? Higher stock prices give buyers a stronger currency but raise sellers' hopes
? Bankers should lower their expectations about regulatory reform
Brian Johnson, managing director of financial institutions at Commerce Street Capital
S&P Global Market Intelligence caught up with Brian Johnson, managing director of Commerce Street Capital's financial institutions group, to learn about how the market for mergers and acquisitions could be shifting following the election of President Donald Trump. With his focus on Texas and the southeast, Johnson also has a first-hand look at how banks in the Lone Star State weathered low energy prices and may be returning to the capital markets. Below is an edited transcript of that conversation.
S&P Global Market Intelligence: What does the interest in bank acquisitions look like in your footprint, and has it changed since the election?
Brian Johnson: The banking sector is feeling much better than last year, and that's driven by the fact that under a Trump administration, there's anticipation for a faster rising interest rate environment, less regulatory burden and hopefully tax reform. Bank stocks were up as much as 30% post-Trump election and that helps would-be buyers bridge the bid-ask spread on potential transactions with a higher-valued currency. There are more active discussions going on right now. M&A volumes were down last year so there could also be some pent-up demand by historical acquirers. I think all those factors should make for a fairly robust 2017.
The higher stock prices seem to be translating into higher deal valuations year-to-date. How are potential sellers responding?
There are a number of management teams and boards looking at the headline numbers and applying them to their banks to figure out what they mean in absolute dollars, and there are some who probably wouldn't have thought about selling last year but are taking a much harder look at transactions. We're working with a couple of banks that may have increased their pricing expectations, too, so that offsets buyers with strong currencies. The ball may have moved on the "ask."
The Federal Reserve recently announced it was increasing the asset threshold for heightened scrutiny on deals. Now, acquisition of less than $10 billion in assets, or that result in a firm with less than $100 billion in total assets, are "generally not likely to create institutions that pose systemic risks." Before, that threshold was for acquisitions of less than $2 billion in assets or mergers that result in a firm of less than $25 billion in assets. How do you think this will impact future M&A?
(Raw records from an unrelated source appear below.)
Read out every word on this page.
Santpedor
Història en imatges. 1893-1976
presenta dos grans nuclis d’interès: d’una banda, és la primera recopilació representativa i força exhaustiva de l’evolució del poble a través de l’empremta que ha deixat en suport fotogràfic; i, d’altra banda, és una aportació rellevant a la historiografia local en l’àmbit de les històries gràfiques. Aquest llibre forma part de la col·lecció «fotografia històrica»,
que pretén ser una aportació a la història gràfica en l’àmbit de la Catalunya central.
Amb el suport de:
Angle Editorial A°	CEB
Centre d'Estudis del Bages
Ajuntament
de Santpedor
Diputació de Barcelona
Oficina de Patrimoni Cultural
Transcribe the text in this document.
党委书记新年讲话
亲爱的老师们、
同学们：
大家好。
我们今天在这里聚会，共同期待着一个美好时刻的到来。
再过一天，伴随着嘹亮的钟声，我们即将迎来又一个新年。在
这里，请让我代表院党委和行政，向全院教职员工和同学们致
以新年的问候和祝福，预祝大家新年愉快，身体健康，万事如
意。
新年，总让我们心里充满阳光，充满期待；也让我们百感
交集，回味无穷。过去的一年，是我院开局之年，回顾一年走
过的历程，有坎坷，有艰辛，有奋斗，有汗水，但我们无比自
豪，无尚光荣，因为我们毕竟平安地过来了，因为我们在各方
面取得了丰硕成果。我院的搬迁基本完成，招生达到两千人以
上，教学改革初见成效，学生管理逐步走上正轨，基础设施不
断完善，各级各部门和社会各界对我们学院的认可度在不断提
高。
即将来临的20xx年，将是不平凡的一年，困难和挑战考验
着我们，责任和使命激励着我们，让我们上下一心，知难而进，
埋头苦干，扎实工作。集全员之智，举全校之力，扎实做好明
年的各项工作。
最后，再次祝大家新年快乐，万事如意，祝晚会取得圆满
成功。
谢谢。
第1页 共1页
I think it will help improve the bank M&A landscape. $2 billion is a low threshold to trigger a systematic risk threshold, so I think it will help the community bank sector on effecting more transactions. There were 14 deals as of March 22 that would've fallen under the previous threshold. Moving it to the $10 billion/$100 billion threshold brings it down to only four. Less regulatory burden and less scrutiny should help the bank M&A process move more smoothly.
How are Texas banks doing following the decline in energy prices and the related hit to share prices? What has that meant for M&A?
Last year was a pausing moment for both buyers and sellers. I think buyers were internally focused and they didn't have the currency to pursue transactions. Quite honestly they had fear about what they were acquiring and the credit risk on the seller's balance sheet. I think sellers had the same concerns about buyers. Now with oil prices in the high $40s and mid-$50s, there's some stability in the market. There's been improvement in the number of banks trading north of 2x book price.
Texas' largest private bank, Cadence Bancorp LLC, recently filed for an IPO. What does the IPO market for banks look like and why might Cadence finally go public as it reaches the $10 billion threshold?
For someone like a Cadence, it gives legacy shareholders a form of liquidity. But it's also very challenging to be competitive in the M&A process if your only tool for an acquisition is cash. A public currency that trades at a reasonable multiple makes you a much more competitive acquirer. I think there's still a fair amount of pent-up demand for Texas public banks, so my suspicion is the offering will go well.
Do you think they'll use proceeds from the offering to do deals?
I'm sure it's got to be one of their tools. I haven't seen the roadshow pitch, but I'm sure part of it is for organic growth and another part is for acquisitions. I would think that capital will get put to work pretty quickly.
Realistically, what do you think might happen in the next four years to bank regulation?
What we've seen over the past few months is everyone speculating on how great the reform could be. My expectations probably have moderated. We have to go into this assuming there will be some reform, but it might be more of a changing mindset. I'm sure some reform will come but I don't think it will be as great as everyone anticipates. It might take longer than maybe the market has accounted for to get there. We should all temper our expectations. If we get meaningful reform, that's great; but let's assume it's a changing mindset.
Would a changing mindset still be good for banks?
It's certainly helpful. If you've got a regulatory environment that is more pro-business and trying to find ways to constructively work with the banking industry, to solve problems as opposed to being a disciplinary institution, that's a better working environment for everybody.